The 1904 Olympic Marathon May Have Been the Strangest Ever

America’s first Olympics may have been its worst, or at least its most bizarre. Held in 1904 in St. Louis, the games were tied to that year’s World’s Fair. From the start, the 1904 marathon was less of a showstopper and more of a sideshow — a freakish spectacle that seemed more in keeping with the carnival atmosphere of the fair than the reverential mood of the games. The outcome was so scandalous that the event was nearly abolished for good. A few of the runners were recognized marathoners who had either won or placed in the Boston Marathon or had placed in previous Olympic marathons, but the majority were assorted “oddities.” Among the favorites was Fred Lorz, who did all his training at night because he had a day job as a bricklayer. There were 10 Greeks who had never run a marathon, 2 men from South Africa who arrived at the starting line barefoot, and a Cuban national and former mailman named Félix Carvajal (pictured above), who lost all his money on a dice game and had to hitchhike to St. Louis. At 5 feet tall, he showed up at the starting line in a white long-sleeved shirt, dark pants, and street shoes. A fellow Olympian took pity on him by finding a pair of scissors and cutting Carvajal’s trousers off at the knee. The marathon was a 24.85-mile course that wound across roads inches deep in dust. There were 7 hills varying from 100- to 300-feet high, and the humidity soared into the 90s. William Garcia became the first fatality when he collapsed on the side of the road and was hemorrhaging. The dust had coated his esophagus and ripped his stomach lining. John Lordon suffered a bout of vomiting and gave up, while Len Tau was chased off the course by wild dogs. Carvajal stopped at an orchard and snacked on some apples, which turned out to be rotten. Suffering from stomach cramps, he laid down and took a nap. Sam Mellor, now in the lead, also experienced severe cramping, slowed to a walk, and eventually stopped.
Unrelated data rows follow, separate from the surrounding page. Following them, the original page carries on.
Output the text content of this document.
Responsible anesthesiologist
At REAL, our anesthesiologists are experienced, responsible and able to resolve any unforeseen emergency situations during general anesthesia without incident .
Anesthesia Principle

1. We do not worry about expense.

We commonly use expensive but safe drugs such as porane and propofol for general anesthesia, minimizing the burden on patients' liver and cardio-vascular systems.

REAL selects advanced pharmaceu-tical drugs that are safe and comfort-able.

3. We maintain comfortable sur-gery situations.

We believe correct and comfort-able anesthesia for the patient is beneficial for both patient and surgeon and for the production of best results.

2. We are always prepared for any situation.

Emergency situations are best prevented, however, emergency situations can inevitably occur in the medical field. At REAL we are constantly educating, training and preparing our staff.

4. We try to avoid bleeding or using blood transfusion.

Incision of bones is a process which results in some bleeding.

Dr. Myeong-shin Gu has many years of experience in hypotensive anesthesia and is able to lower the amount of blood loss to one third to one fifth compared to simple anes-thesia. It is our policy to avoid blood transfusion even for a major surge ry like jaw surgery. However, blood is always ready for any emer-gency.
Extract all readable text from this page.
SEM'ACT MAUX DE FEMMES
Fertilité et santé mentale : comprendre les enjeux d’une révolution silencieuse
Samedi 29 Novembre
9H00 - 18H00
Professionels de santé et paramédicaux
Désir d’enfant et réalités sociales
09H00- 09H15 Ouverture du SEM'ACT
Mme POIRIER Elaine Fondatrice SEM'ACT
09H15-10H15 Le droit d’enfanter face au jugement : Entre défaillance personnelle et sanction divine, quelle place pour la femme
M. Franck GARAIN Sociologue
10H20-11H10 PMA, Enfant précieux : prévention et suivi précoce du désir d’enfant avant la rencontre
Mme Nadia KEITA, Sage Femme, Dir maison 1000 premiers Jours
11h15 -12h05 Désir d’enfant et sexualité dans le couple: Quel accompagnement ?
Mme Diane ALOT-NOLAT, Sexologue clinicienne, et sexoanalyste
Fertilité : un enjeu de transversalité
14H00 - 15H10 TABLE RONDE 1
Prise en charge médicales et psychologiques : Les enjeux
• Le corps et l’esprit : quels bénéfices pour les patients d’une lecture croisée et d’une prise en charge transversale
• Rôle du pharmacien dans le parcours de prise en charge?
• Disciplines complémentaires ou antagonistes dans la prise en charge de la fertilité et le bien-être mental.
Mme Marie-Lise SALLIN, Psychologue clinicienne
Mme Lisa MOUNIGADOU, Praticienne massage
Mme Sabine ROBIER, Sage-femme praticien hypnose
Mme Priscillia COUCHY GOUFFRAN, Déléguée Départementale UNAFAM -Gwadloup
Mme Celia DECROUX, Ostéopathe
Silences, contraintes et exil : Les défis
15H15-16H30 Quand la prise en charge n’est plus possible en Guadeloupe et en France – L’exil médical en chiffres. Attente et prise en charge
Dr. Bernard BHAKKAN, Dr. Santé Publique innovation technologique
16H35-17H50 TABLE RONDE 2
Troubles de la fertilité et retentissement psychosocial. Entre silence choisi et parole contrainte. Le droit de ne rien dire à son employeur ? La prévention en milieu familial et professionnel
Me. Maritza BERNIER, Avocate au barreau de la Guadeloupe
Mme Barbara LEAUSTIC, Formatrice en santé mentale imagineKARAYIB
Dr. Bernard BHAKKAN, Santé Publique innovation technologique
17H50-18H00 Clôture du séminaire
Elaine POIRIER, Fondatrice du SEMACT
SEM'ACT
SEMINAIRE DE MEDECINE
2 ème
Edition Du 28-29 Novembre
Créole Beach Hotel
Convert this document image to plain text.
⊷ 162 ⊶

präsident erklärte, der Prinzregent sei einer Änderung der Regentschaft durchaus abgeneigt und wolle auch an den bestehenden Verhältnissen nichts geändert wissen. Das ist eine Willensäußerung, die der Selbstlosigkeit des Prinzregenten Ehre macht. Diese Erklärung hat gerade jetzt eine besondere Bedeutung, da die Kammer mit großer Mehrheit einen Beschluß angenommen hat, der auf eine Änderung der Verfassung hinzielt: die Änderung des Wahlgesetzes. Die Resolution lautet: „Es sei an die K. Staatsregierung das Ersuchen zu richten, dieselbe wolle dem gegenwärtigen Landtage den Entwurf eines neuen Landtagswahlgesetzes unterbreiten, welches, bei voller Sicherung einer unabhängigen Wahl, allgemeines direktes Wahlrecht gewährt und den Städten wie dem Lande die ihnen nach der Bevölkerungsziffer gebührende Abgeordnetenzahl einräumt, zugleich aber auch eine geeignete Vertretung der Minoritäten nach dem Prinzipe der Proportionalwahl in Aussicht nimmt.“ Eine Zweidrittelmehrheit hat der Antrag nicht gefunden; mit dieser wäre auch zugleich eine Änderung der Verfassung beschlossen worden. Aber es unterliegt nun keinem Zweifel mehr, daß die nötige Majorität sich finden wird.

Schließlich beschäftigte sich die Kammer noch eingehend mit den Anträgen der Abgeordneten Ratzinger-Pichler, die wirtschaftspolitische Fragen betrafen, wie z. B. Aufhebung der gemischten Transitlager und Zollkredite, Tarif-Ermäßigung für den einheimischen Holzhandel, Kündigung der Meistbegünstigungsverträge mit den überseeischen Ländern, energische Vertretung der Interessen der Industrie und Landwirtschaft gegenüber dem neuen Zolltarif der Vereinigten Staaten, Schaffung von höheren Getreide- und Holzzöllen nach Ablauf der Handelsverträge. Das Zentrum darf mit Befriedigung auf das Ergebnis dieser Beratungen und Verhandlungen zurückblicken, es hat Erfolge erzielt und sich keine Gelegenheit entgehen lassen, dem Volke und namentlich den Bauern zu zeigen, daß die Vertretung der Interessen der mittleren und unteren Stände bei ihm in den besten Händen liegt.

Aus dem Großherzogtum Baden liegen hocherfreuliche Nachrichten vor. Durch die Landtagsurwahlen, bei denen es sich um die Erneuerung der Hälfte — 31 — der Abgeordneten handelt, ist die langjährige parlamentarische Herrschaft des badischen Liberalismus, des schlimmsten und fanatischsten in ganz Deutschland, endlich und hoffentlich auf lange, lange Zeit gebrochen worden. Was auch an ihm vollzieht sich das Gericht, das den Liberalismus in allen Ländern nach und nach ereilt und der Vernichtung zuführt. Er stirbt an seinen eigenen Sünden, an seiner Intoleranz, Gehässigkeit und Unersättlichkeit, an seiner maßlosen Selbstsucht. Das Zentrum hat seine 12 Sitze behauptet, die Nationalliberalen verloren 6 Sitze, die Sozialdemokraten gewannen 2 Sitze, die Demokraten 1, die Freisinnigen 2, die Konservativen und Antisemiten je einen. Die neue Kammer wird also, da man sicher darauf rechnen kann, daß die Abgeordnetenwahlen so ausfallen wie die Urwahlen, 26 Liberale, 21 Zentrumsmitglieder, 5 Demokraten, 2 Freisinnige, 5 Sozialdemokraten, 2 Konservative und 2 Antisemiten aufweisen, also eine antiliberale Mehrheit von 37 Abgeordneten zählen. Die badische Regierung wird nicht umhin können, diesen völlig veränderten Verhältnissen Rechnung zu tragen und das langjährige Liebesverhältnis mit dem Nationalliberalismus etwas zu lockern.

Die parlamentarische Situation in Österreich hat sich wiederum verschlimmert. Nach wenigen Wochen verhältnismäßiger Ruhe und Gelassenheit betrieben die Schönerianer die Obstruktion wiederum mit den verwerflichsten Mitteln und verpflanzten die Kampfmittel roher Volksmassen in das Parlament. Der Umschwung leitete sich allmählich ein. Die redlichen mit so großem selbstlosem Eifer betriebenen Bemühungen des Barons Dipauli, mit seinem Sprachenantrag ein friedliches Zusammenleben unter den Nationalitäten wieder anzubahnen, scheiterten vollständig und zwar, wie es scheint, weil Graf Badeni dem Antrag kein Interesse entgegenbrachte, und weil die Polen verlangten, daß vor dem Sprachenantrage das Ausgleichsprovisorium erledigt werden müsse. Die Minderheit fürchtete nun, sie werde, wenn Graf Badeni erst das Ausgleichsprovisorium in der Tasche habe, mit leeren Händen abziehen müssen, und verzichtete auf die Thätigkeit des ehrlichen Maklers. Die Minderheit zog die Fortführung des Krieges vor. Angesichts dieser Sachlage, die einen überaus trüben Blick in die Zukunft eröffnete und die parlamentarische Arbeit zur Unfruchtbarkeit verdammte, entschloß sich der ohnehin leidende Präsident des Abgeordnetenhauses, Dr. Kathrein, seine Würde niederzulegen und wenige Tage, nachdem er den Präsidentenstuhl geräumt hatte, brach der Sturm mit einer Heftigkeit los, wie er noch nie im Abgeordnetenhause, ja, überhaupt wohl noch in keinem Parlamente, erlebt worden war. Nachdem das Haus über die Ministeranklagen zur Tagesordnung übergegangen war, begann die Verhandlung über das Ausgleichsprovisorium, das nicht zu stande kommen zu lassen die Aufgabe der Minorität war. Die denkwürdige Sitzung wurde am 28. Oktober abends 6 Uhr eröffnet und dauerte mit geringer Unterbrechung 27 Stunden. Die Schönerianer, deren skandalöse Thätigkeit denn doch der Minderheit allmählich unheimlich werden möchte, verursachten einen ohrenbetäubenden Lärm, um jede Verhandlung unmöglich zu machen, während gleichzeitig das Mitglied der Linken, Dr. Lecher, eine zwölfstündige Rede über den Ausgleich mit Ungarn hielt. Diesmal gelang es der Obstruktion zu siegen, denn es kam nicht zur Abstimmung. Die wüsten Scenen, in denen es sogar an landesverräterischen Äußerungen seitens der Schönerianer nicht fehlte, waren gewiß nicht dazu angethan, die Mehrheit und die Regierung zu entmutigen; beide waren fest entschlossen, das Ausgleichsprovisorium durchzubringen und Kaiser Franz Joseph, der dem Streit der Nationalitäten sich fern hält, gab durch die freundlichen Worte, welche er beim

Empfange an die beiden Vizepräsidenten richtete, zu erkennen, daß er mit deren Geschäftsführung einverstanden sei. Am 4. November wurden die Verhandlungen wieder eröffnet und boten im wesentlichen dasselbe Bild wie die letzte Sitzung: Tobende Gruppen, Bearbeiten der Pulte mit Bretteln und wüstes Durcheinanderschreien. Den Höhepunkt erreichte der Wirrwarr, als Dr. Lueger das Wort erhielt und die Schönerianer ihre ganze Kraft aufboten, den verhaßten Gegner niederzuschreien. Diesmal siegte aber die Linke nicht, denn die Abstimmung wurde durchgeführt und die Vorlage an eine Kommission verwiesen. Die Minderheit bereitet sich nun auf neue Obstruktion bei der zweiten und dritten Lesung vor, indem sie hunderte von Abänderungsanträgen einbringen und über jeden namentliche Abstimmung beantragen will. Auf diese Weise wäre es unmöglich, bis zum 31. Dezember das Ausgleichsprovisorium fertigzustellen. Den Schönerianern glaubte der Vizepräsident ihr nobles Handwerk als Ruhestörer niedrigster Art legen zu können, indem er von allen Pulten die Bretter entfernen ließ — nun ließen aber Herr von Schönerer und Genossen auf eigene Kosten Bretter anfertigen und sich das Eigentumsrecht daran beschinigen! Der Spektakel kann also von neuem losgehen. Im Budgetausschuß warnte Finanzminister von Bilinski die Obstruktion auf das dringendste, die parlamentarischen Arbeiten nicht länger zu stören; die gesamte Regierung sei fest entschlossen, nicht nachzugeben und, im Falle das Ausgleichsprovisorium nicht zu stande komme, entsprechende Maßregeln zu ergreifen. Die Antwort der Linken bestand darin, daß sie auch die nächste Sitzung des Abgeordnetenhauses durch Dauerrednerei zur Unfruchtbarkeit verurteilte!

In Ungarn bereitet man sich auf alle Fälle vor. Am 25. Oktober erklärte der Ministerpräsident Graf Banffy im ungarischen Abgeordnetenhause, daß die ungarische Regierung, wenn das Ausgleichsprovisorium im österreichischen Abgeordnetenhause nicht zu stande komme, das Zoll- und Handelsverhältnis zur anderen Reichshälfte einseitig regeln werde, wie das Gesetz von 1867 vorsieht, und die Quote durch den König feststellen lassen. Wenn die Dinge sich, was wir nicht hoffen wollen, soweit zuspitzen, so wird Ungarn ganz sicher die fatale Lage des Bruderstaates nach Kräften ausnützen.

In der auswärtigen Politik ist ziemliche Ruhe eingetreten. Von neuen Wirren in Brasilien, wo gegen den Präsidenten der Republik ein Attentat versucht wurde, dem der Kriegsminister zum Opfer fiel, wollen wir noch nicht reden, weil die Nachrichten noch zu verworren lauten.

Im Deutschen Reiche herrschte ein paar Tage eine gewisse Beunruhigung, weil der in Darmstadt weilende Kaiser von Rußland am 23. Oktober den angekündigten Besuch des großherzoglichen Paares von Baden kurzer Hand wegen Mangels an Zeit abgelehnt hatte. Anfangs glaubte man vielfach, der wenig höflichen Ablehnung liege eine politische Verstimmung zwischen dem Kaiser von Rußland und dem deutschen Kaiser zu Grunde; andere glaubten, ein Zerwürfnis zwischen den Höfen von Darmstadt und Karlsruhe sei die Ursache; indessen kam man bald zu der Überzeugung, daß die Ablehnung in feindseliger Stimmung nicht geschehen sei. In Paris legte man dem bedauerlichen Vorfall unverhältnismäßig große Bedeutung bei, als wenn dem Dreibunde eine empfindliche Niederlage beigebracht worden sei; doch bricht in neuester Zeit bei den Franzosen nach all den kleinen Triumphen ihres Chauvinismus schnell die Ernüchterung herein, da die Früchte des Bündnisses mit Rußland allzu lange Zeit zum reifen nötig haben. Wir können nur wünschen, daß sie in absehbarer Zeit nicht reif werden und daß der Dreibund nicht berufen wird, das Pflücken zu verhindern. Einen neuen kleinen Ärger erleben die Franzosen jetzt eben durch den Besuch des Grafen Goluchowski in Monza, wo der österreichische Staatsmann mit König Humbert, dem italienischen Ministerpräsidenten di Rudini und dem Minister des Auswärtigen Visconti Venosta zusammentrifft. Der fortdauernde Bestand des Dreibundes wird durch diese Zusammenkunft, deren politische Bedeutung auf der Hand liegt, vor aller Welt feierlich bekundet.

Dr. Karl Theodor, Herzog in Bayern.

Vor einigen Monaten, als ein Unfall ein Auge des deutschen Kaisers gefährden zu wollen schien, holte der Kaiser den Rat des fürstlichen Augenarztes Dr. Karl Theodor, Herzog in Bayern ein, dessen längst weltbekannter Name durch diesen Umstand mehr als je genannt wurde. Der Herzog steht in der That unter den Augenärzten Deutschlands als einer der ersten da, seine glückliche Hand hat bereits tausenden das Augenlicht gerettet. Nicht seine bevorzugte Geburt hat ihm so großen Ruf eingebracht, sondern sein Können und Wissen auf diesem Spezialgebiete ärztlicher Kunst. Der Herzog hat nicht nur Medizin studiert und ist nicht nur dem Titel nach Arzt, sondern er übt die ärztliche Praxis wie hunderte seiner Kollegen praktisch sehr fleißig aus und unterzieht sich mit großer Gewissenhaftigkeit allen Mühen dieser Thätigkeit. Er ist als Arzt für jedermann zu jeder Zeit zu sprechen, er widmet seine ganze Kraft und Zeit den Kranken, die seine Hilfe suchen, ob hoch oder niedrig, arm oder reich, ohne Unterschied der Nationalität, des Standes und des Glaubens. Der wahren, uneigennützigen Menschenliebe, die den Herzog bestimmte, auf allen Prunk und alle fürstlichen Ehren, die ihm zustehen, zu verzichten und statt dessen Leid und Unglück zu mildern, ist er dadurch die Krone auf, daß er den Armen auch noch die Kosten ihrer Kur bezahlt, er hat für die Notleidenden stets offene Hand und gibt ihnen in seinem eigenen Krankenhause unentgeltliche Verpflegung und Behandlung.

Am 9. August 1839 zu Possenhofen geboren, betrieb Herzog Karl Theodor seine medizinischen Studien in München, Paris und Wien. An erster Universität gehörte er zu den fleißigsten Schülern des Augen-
At the 9-mile mark, cramps also plagued Lorz, who decided to hitch a ride with one of the accompanying vehicles, waving at spectators and fellow runners as he passed. In the end, Tom Hicks of the U.S. won the gold medal with a time of 3 hours 28 minutes 53 seconds. Felix Carvajal came in 4th, while Fred Lorz, William Garcia, and Sam Mellor didn’t finish at all.